Она отвернулась и стала глядеть в окно.
— Опять ты…
Что за дьявол: я снова забыл, что она — не Нуш!
— Прости… Глупо, конечно. Прости. Но все-таки почему ты вдруг оказалась тут?
— Тебе не надо знать, — сухо ответила она, не поворачиваясь.
— Ну и ладно. А почему здесь не живут?
— Раньше жили. Но оказалось, что он слишком близко… к месту, где есть что-то…
— Ну, пожалуйста, говори так, чтобы я мог понять.
— Да не могу я иначе! Там находится что-то… Туда нельзя ходить. Только с разрешения Хранителей Уровня…
— Святой Уровень! Что же там находилось такое?
— Не знаю, пойми. Не знаю. Здесь, в городе, жили люди, как все живут. Но однажды кто-то из них наткнулся в лесу на… это. Хранители встревожились: говорят, могла случиться какая-то беда. Того человека отправили строить башни, всех других переселили, и сам город собираются разрушить. Поэтому сюда нельзя ходить.
— Но ты все-таки пришла. Решила пробраться туда и посмотреть, что же там находится. Я прав?
Анна молчала.
— И, наверное, даже не одна?
Она тихо спросила:
— Хочешь, чтобы я тебе верила?
Голос был необычен, и вопрос так напомнил мне то, давнее…
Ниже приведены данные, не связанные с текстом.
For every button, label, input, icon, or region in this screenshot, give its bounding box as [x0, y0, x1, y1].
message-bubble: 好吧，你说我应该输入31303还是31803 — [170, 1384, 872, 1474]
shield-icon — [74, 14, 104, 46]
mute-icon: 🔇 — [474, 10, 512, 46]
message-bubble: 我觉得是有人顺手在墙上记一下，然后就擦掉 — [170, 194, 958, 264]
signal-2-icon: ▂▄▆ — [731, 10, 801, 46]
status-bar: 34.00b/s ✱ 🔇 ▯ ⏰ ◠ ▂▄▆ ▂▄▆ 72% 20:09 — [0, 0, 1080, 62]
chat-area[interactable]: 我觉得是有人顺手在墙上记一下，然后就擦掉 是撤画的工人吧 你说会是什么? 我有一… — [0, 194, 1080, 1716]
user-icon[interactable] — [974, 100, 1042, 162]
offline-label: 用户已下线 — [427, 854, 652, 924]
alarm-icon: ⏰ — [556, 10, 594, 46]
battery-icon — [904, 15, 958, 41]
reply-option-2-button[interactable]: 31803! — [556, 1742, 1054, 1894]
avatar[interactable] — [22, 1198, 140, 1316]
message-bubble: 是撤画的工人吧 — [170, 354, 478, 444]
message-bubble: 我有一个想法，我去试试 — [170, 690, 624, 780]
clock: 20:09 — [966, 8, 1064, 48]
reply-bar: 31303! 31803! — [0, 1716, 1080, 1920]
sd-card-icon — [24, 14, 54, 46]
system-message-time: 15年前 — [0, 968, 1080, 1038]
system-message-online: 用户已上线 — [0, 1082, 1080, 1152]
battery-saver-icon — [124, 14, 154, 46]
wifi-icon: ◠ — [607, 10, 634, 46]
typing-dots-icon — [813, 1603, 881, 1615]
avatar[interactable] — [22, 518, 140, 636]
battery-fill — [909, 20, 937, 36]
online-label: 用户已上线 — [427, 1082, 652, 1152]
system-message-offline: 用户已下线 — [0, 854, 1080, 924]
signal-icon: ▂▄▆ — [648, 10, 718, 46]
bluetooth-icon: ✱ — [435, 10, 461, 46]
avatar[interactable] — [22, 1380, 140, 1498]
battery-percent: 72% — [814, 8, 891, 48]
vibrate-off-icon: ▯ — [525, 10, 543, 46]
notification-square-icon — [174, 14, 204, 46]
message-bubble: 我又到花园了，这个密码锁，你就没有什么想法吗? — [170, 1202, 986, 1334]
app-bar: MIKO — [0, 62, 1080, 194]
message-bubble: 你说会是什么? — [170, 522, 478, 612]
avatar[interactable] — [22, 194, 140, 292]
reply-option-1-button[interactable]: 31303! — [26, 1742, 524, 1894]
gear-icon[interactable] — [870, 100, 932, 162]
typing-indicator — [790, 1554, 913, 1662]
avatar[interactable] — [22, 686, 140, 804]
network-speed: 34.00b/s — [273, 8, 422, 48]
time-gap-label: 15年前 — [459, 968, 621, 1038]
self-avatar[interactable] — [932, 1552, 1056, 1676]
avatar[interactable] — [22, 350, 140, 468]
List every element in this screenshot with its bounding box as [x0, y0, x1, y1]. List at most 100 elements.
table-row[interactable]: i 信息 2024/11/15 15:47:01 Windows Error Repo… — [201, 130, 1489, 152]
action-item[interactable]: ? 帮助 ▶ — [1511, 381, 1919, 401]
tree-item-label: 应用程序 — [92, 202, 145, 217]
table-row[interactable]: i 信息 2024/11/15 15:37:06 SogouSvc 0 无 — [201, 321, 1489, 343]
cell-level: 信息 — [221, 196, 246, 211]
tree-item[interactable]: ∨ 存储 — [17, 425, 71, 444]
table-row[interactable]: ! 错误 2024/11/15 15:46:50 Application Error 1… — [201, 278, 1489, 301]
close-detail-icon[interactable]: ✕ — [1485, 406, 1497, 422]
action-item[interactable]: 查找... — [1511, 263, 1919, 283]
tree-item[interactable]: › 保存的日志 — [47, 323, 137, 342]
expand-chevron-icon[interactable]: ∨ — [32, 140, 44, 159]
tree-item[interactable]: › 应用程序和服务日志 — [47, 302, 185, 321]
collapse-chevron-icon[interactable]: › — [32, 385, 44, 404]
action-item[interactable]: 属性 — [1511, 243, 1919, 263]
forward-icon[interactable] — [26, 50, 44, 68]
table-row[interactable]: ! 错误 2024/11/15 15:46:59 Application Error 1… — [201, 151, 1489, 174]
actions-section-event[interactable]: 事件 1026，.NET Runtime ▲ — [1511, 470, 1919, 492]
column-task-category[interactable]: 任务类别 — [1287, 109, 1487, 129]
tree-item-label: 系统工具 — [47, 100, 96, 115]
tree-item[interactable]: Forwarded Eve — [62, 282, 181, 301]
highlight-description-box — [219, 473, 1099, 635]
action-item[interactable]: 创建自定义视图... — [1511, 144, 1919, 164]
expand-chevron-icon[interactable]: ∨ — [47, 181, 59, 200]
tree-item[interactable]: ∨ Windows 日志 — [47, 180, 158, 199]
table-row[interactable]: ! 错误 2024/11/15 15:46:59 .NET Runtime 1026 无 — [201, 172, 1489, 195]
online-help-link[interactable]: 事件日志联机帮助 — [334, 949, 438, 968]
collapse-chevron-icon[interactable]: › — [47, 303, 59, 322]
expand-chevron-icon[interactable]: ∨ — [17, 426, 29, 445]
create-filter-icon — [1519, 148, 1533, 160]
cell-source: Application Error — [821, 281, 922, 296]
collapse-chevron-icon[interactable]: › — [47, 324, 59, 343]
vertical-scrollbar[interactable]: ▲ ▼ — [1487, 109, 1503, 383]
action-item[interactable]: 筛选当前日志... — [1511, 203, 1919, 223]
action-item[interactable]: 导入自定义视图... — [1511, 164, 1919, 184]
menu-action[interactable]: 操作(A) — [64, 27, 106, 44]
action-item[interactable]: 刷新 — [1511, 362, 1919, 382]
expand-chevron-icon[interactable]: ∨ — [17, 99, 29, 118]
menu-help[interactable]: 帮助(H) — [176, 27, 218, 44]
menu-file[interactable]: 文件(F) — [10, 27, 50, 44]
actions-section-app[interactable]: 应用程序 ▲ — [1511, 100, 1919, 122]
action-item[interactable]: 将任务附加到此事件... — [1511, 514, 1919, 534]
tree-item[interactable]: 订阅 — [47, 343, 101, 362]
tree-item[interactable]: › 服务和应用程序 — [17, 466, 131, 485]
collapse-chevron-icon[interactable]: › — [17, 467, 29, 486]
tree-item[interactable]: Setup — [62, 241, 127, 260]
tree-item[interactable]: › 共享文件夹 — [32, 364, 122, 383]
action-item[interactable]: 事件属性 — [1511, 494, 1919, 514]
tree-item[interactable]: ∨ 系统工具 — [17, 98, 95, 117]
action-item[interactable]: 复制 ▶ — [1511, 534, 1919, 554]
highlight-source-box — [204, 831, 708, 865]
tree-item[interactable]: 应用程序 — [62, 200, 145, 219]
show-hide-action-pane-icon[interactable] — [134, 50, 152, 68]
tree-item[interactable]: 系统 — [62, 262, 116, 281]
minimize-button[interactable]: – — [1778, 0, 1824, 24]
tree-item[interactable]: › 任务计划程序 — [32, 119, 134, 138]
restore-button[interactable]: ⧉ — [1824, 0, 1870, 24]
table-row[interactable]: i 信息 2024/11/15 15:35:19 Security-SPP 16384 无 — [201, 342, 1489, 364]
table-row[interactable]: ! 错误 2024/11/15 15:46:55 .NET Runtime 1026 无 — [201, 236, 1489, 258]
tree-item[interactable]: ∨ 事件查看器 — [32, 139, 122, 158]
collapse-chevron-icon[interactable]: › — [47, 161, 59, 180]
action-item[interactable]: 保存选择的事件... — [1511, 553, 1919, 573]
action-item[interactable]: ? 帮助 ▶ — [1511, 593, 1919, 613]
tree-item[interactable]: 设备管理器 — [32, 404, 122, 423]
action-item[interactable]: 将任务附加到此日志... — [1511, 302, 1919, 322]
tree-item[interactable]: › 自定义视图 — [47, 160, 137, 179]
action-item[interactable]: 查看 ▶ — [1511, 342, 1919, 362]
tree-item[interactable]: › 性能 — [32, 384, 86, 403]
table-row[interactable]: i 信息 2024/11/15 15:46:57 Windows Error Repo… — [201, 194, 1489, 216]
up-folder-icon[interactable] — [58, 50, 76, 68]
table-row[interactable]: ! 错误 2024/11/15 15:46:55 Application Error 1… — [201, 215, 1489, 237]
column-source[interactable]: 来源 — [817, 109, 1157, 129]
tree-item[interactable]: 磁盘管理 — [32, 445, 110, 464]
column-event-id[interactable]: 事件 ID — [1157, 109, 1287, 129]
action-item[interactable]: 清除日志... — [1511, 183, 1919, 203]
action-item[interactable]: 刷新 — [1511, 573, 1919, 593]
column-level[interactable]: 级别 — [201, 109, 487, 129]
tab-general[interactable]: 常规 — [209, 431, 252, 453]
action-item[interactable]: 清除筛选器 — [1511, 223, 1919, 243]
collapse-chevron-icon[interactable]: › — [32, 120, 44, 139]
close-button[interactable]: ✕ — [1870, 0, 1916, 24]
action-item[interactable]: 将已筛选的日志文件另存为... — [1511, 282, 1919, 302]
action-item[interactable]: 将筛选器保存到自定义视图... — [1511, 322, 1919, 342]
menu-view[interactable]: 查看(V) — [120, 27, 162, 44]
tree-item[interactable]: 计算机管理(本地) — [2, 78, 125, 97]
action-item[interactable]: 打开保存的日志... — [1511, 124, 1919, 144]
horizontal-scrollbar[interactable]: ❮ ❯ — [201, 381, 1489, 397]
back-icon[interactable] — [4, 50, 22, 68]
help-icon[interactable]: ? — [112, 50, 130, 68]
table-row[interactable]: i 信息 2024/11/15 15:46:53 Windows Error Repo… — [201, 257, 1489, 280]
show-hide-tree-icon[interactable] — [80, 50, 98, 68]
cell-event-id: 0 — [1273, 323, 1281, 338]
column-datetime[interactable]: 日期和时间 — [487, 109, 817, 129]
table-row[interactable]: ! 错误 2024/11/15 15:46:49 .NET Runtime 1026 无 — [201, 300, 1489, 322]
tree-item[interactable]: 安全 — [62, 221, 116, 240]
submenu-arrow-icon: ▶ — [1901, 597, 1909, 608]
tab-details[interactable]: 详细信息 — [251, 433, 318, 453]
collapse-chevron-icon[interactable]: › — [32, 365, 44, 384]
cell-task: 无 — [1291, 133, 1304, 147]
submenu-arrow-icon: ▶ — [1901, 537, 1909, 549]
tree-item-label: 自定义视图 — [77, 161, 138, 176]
— Хочу, — сказал я очень искренне. Я хотел. Я ведь любил ее, не задумываясь о том, кого же в конце концов люблю сейчас: Нуш прошлого или нынешнюю Анну.
— Тогда не спрашивай.
— Не буду. Но меня очень заинтересовал твой рассказ. Ты знаешь, где находится то место?
— Нет. Надо найти тропинку, одну из ведущих к лесу…
— А далеко идти? — Мне не улыбалось бродить по здешним чащам.
— Я слышала — если выйти утром, к обеду можно добраться.
— Солдатская норма — тридцать километров… Нет, это я сам с собой… Как ты думаешь, там можно увидеть что-нибудь сверху?
— Наверное, там должно быть что-то очень большое — иначе его просто увезли бы и не стали разрушать город.
— Ты прав. Конечно, очень большое, — согласился я, представив наш корабль, лежавший на орбите, невидимый отсюда. — Значит, сверху можно что-то разглядеть.
— Мы пробовали смотреть отсюда с самого высокого дерева. Но, наверное, слишком далеко.
— Я не имел в виду дерево. Ладно, пока достаточно. Пойдем?
Но она не решалась.
— Ты что — боишься?
Она чуть покраснела.
— Нет… Но мне надо еще побыть здесь.
— Понимаю. Но очень важно, чтобы ты пошла со мной. Важно для вас всех. А твоих друзей мы обязательно разыщем потом.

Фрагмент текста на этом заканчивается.